Hihi, und ich habe mich gleich sehr darüber gefreut!
Der Text gefällt dir ja sicher auch... :-)

Hab ich doch geschrieben. Der Text und alle dieser Reihe. Das ist dein ganz eigenes Kapitel auf dem Steem. Wobei der A und G Text schon die Krönung ist.

Hey chriddi,
Ich habs bis jetzt nie geschafft dir hier zu schreiben, aber diesmal muss einfach sein. Die kleine Geschichte am Beginn hat mich nämlich zum Lachen gebracht.
Finde das immer ganz spannend wo Wörter ihren Ursprung finden und finde mich auch immer wieder mit Freunden in Diskussionen, wenn uns ein Wort über den Weg "läuft", von dem wir nicht eruieren können woher es kommen könnte. So zum Beispiel auch Firlefanz - find ich total cool, dass das in deinem letzten Post vorkam.
Freu mich auf mehr Wörter ;)

Hallo Vio,
umso mehr freut es mich, dass du es jetzt geschafft hast 😊
Wie schön, dass dir die Geschichte gefällt, das ist "meine"! Der Rest ist zusammengesammeltes Wissen von allen möglichen Internetseiten und aus meinem etymologischen Lexikon. Letzteres ist schon fast zur Bettlektüre geworden, weil es mir einfach so viel Spaß macht, mich mit den Ursprüngen unserer Sprache zu befassen und dabei gleichzeitig allem Anschein nach einen Nerv der (jungen?) Steemit-Leser getroffen zu haben.
Ich bin ständig auf der Suche nach "neuen" Wörtern und Redewendungen. Gar nicht so einfach, der daraus entstehende Artikel soll ja nicht einfach belehrend, lieber auch amüsant sein.
Bis bald,
LG, Chriddi

Das ist dir auf alle Fälle gelungen und trifft anscheinend wirklich den Geschmack vieler. Ich find ja, man darf gerade in unserer Internet"slang" - Zeit und generell hektischeren, schnelleren Lebensweise den Sinn für Wort und Bedeutung nicht verlieren.
Glaub ich dir sofort, dass es dir Spaß macht - das merkt man :)

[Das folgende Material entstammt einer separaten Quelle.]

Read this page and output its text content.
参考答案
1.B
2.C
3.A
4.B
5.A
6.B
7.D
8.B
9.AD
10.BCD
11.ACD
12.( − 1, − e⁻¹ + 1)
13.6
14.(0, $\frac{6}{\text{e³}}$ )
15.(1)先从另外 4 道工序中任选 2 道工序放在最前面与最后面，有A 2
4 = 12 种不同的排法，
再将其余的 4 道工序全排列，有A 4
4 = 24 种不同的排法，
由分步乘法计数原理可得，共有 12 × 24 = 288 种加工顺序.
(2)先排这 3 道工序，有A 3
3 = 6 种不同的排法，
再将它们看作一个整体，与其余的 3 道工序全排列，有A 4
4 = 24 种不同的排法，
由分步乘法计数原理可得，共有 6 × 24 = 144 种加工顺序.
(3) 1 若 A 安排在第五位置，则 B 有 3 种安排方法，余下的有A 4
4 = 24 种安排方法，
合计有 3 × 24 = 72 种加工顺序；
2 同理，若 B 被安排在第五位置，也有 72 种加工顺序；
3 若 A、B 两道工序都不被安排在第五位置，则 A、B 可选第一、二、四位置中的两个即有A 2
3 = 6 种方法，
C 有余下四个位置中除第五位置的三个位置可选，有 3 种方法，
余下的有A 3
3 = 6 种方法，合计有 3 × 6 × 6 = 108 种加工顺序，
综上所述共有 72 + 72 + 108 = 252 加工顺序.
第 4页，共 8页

Schöner Beitrag, gefällt mir sehr :)
Was noch zu deutschen Wörtern zu sagen ist, dass wir zurzeit
in einer Phase sind, in der die Bedeutung der Wörter nach Lust und
Laune verdreht und der eigentliche Sinn zerstört wird.

Und was mir auch immer öfter negativ auffällt ist,
dass für viele neue Dinge gar kein deutscher Begriff dafür geschaffen wird,
sondern zum großen Teil nur noch englische Begriffe dafür existieren.
Finde ich eigentlich schade, weil es dadurch nur eine Frage der Zeit ist,
bis die deutsche Sprache komplett verschwunden sein wird.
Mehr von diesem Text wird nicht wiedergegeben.